I found myself rejoicing yesterday, that God has seen fit to keep me close to Him all these years now, even if I have made mistakes along the way. I was glad my Mom could hear God's message of unconditional love as well, as she struggles through the grief of widowhood. Most of all, I rejoice God's provision for the woman is still the same, no matter how much the world has changed.


Sunday, April 23, 2017

In Dire Straits...

It is good for me that I was afflicted, that I might learn your statutes.

The law of your mouth is better to me than thousands of gold and silver pieces.

Psalm 119: 71-72


Dire straits is not such a bad place to be. Hard times stretch our unworn spiritual muscles, make us cling to the Word of God for dear life. God shows me His faithfulness in these times, times where I am being stretched beyond what I think I can take.

The Israelites wandered in the desert for 40 years complaining and grumbling. Then, they did not even get to go into the land, after all that. They died in the desert and their children got to go in instead.

Paul told us in I Corinthians 10 that their story was written for us, upon whom the ends of the ages have come. So I began to think about my life and my own wilderness journey. I have been a Christian for most of my life. But I think nearly forty years of my own have come to pass where I spent a good deal of the time grumbling and complaining.

Grumbling and "venting" feels good for the moment. But it never gets me anywhere, never gives me any solutions, except to commiserate with others who are also struggling. It doesn't build me up, it doesn't build them up either. 
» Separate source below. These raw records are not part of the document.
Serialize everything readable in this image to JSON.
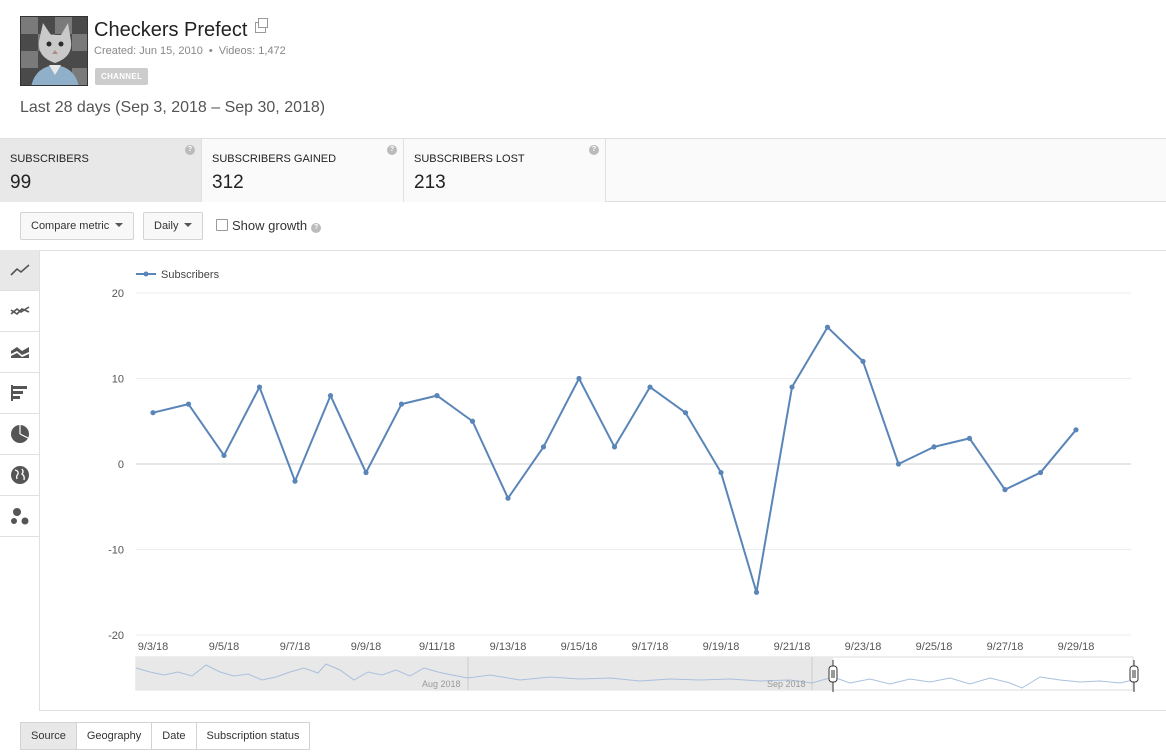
{
  "channel": {
    "name": "Checkers Prefect",
    "created": "Created: Jun 15, 2010",
    "separator": "•",
    "videos": "Videos: 1,472",
    "badge": "CHANNEL"
  },
  "date_range": "Last 28 days (Sep 3, 2018 – Sep 30, 2018)",
  "metrics": [
    {
      "label": "SUBSCRIBERS",
      "value": "99",
      "active": true
    },
    {
      "label": "SUBSCRIBERS GAINED",
      "value": "312",
      "active": false
    },
    {
      "label": "SUBSCRIBERS LOST",
      "value": "213",
      "active": false
    }
  ],
  "controls": {
    "compare_metric": "Compare metric",
    "interval": "Daily",
    "show_growth": "Show growth",
    "show_growth_checked": false
  },
  "sidebar_icons": [
    "line-chart-icon",
    "multi-line-chart-icon",
    "stacked-area-icon",
    "bar-chart-icon",
    "pie-chart-icon",
    "globe-map-icon",
    "bubble-chart-icon"
  ],
  "chart_data": {
    "type": "line",
    "series": [
      {
        "name": "Subscribers",
        "color": "#5a85b8",
        "values": [
          6,
          7,
          1,
          9,
          -2,
          8,
          -1,
          7,
          8,
          5,
          -4,
          2,
          10,
          2,
          9,
          6,
          -1,
          -15,
          9,
          16,
          12,
          0,
          2,
          3,
          -3,
          -1,
          4
        ]
      }
    ],
    "x_tick_labels": [
      "9/3/18",
      "9/5/18",
      "9/7/18",
      "9/9/18",
      "9/11/18",
      "9/13/18",
      "9/15/18",
      "9/17/18",
      "9/19/18",
      "9/21/18",
      "9/23/18",
      "9/25/18",
      "9/27/18",
      "9/29/18"
    ],
    "y_ticks": [
      20,
      10,
      0,
      -10,
      -20
    ],
    "ylim": [
      -20,
      20
    ],
    "grid": true,
    "legend": "top-left",
    "navigator_labels": [
      "Aug 2018",
      "Sep 2018"
    ]
  },
  "bottom_tabs": [
    {
      "label": "Source",
      "active": true
    },
    {
      "label": "Geography",
      "active": false
    },
    {
      "label": "Date",
      "active": false
    },
    {
      "label": "Subscription status",
      "active": false
    }
  ]
}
Did you ever think "if only" something was going the way you wanted, you could then be happy? I know I have believed that lie so many times. If only so and so liked me, if only I had done this instead of that, if only I hadn't made that mistake way back when, or was "there" instead of in the place where I am now.

You know what? The list of "if only's" could go on forever. Here is a shocking revelation: I don't have to have any condition outside of myself in which to be happy. Happiness comes from a source way beyond myself, if only I will avail myself of it moment by moment. It comes from one constant unchangeable fact: that God of all Gods looked down from eternity and saw us in our misery and decided to do something about it by taking all of our sins and guilt onto Himself at the cross. He proved beyond a shadow of a doubt that He loved us by dying for us on the cross.

I have been crucified with Christ. It is no longer I who live, but Christ who lives in me. And the life I now live in the flesh I live by faith in the Son of God, who loved me and gave himself for me. Galatians 2:20

I need to spend the rest of my time here on earth just going and learning what all that really means, unwrapping this wonderful gift of salvation and walking in fellowship with my blessed Lord and Savior. It makes my life worth living. It is the only thing that does. 

If I love Him, then I can I trust Him that He will take the hardest and most trying times of my life and work them together for my ultimate good. It is to this simple fact that I am clinging.

Lately it seems that so many of God's children are going through difficulties. Are you trying to lean on your own understanding? You will never understand why all these bad things happen except that to see that they are the only way that God can get our attention, wake us out of our spiritual stupor and cling with all our might to the Lover of our souls.